Enter Max Beerbohm, hailed as a genius in his time (the early 1900s) and now almost forgotten, probably because he wasn’t a prolific writer of fiction. He published the short story collection Seven Men, one novel-length work called Zuleika Dobson, one or two satires, and various books of essays. He was a theater critic and caricaturist, among other things. I get the sense that he didn’t necessarily write to be remembered, that he saw the absurdity in Serious Art, and something about that kind of life and work catches my imagination much more than the serious classicists.

Seven Men cover
Seven Men, with some of Beerbohm’s sketches as the cover art.

Seven Men holds five stories, each about a different character and one story about two. That makes six; the seventh man is Max himself, writing each story as if it’s an essay on someone he knows. In some cases he’s an active part of the story, in others he’s more of an observer, but this gives us our first sense of the book. It’s about writers, aspirations, fictions and metafictions, with a sense of humor.

“Enoch Soames,” the first story, I’ve talked about before. I will again, because it currently holds pride of place as my favorite short story. I found it in Flowers from Hell: A Satanic Readerbecause I’m interested in Luciferianism and fiction, and it completely amazed me. It’s about a poet and philosopher who is desperate to be remembered as a great writer and makes a deal with the devil to travel to the future and see how he is remembered. It’s the best story in the volume, has Max’s character at his most active, and delivers not only themes worth reading but a killer twist.

“Hilary Maltby and Stephen Braxton” is almost as good, featuring two competing authors (who reminded me rather of C.S. Lewis and J.R.R. Tolkien, although before their time), both of whom are preoccupied with their social success achieved via popular novels (in an Oscar Wilde sort of way based on their wit at parties). That turns into a kind of wildly creative ghost story. It combines the silliness of authorial pretension with the acute pain of social awkwardness, and although it doesn’t have a plot twist at the end, struck me as entirely unexpected all the way through.

“Joseph Pethel” I thought was the weakest of the five, more a straightforward character study of a gambler. It’s still good writing, but doesn’t really have a twist and doesn’t seem to fit in as well with the themes of the others.

“A.V. Laider” is back to great, a story not about an author, but about a palmist recovering from influenza at a near-empty resort, along with Max. It explores tale-telling, with a meditation on lost letters at the beginning and a gut-wrenching story in the middle. You think it’s going to be a story about connection, a lost opportunity at friendship, then the ending section throws the story into a new light and makes it wholly different than you thought.

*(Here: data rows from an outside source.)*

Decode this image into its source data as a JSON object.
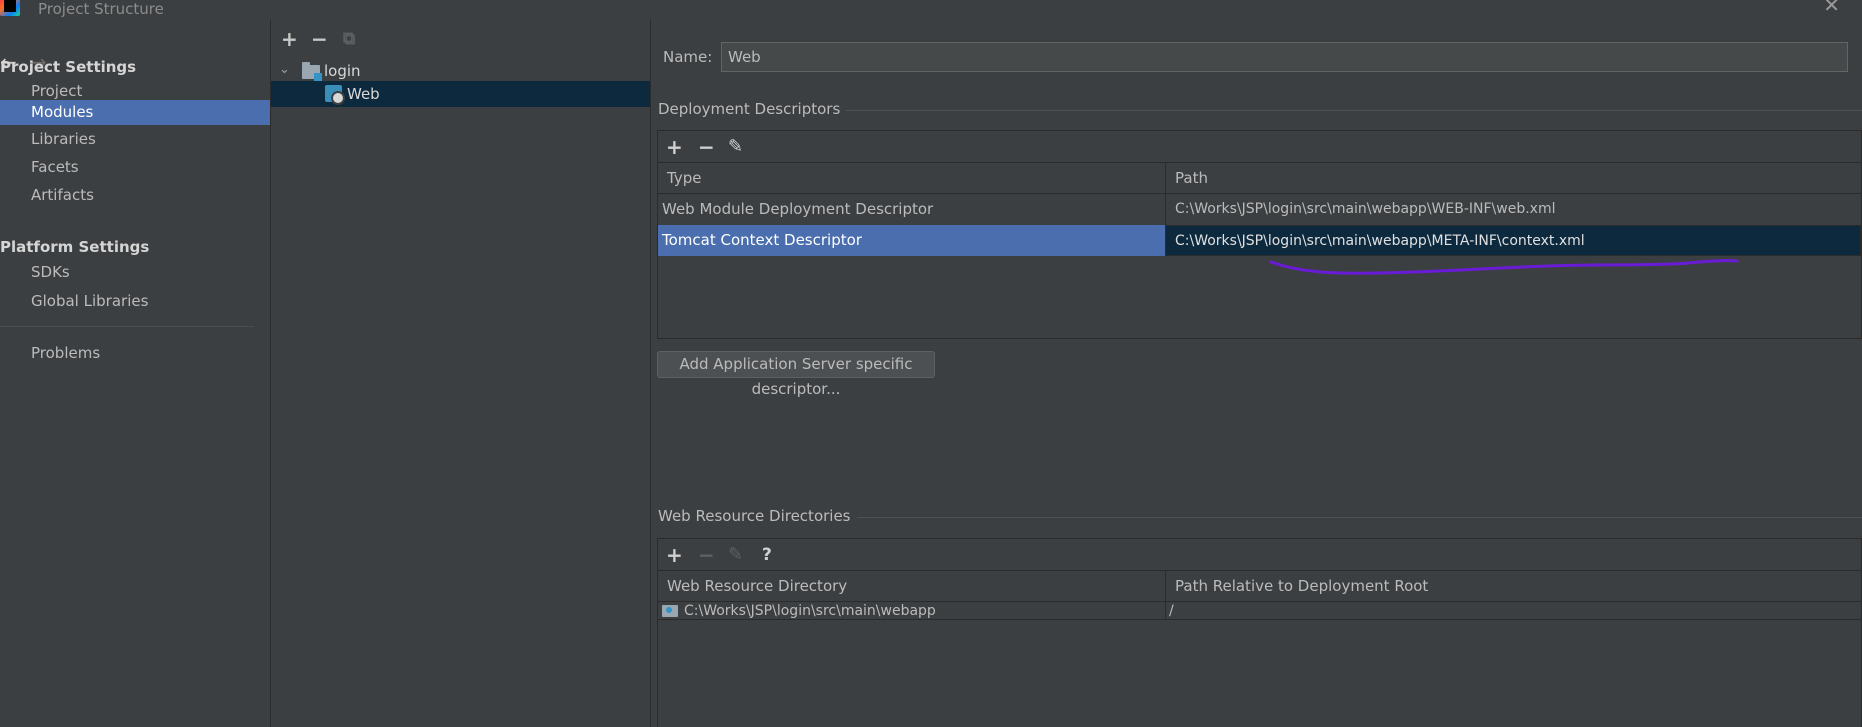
{
  "window": {
    "title": "Project Structure",
    "close_label": "✕"
  },
  "left": {
    "back_label": "←",
    "forward_label": "→",
    "project_settings": "Project Settings",
    "project_items": [
      "Project",
      "Modules",
      "Libraries",
      "Facets",
      "Artifacts"
    ],
    "platform_settings": "Platform Settings",
    "platform_items": [
      "SDKs",
      "Global Libraries"
    ],
    "problems": "Problems",
    "selected": "Modules"
  },
  "middle": {
    "add_label": "+",
    "remove_label": "−",
    "copy_label": "⧉",
    "tree": {
      "root": "login",
      "child": "Web"
    }
  },
  "right": {
    "name_label": "Name:",
    "name_value": "Web",
    "deployment": {
      "title": "Deployment Descriptors",
      "toolbar": [
        "+",
        "−",
        "✎"
      ],
      "columns": [
        "Type",
        "Path"
      ],
      "rows": [
        {
          "type": "Web Module Deployment Descriptor",
          "path": "C:\\Works\\JSP\\login\\src\\main\\webapp\\WEB-INF\\web.xml"
        },
        {
          "type": "Tomcat Context Descriptor",
          "path": "C:\\Works\\JSP\\login\\src\\main\\webapp\\META-INF\\context.xml"
        }
      ],
      "selected_row": 1
    },
    "add_server_button": "Add Application Server specific descriptor...",
    "web_resources": {
      "title": "Web Resource Directories",
      "toolbar": [
        "+",
        "−",
        "✎",
        "?"
      ],
      "columns": [
        "Web Resource Directory",
        "Path Relative to Deployment Root"
      ],
      "rows": [
        {
          "directory": "C:\\Works\\JSP\\login\\src\\main\\webapp",
          "relative": "/"
        }
      ]
    }
  },
  "colors": {
    "background": "#3c3f41",
    "selection": "#4b6eaf",
    "tree_selection": "#0d293e",
    "annotation": "#6a1bd6"
  }
}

847475-Max-Beerbohm-Quote-Every-kind-of-writing-is-hypocritical
“Every kind of writing is hypocritical.” -Max Beerbohm

“‘Savonarola’ Brown,” I have mixed feelings about, because I’m not sure I fully understood it. The idea is that Brown was a friend who was working on a play about Girolamo Savonarola, talks about it for years, and then dies before he finishes it. Max includes the text of the first four acts, which are slightly insane and incorporate figures from the whole Italian Renaissance. Max makes an attempt to finish the play in a satisfactory way, but fails, and calls on the readers to write their own fifth acts. So, the large part of the story taken up by the play was a slog, but at the same time I enjoyed the commentary on writing, on whether or not characters have lives of their own, on reader involvement. I wonder if I would think differently if I knew more about Savonarola, but I think probably the story still has the intended effect.

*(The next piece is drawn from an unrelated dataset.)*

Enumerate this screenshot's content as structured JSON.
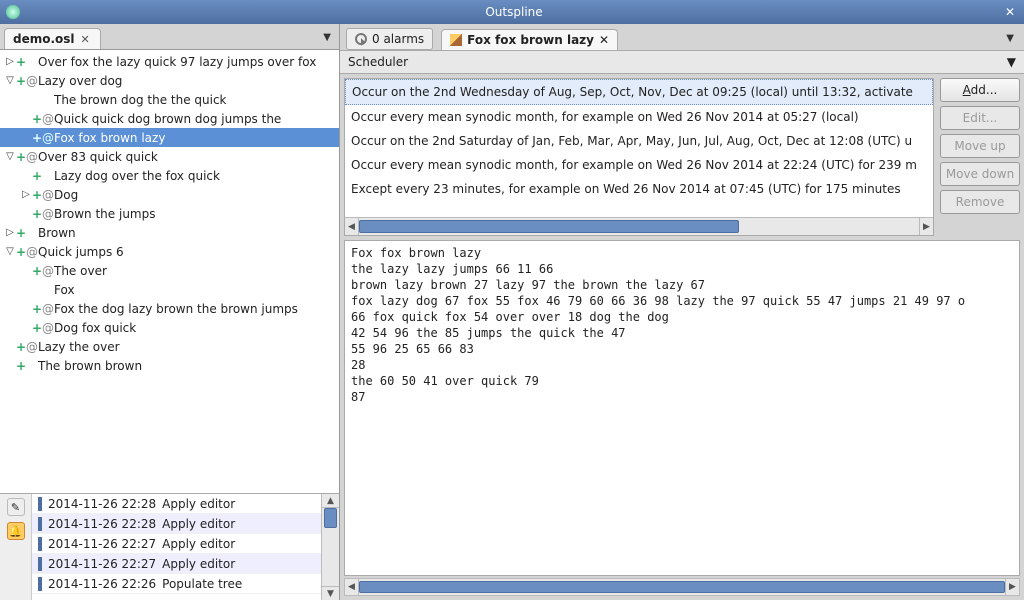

So, five short stories, all worth reading and especially great in combination with each other. They all explore what stories are, ourselves as stories, and our acquaintances as stories that glancingly interact with ours, the feeling we get when we see glimpses of another person’s whole life and know it’s different from our own. I am quite comfortable saying that I, too, think Max Beerbohm was and is a genius, and although I wish he’d written more stories, I look forward to exploring his other work!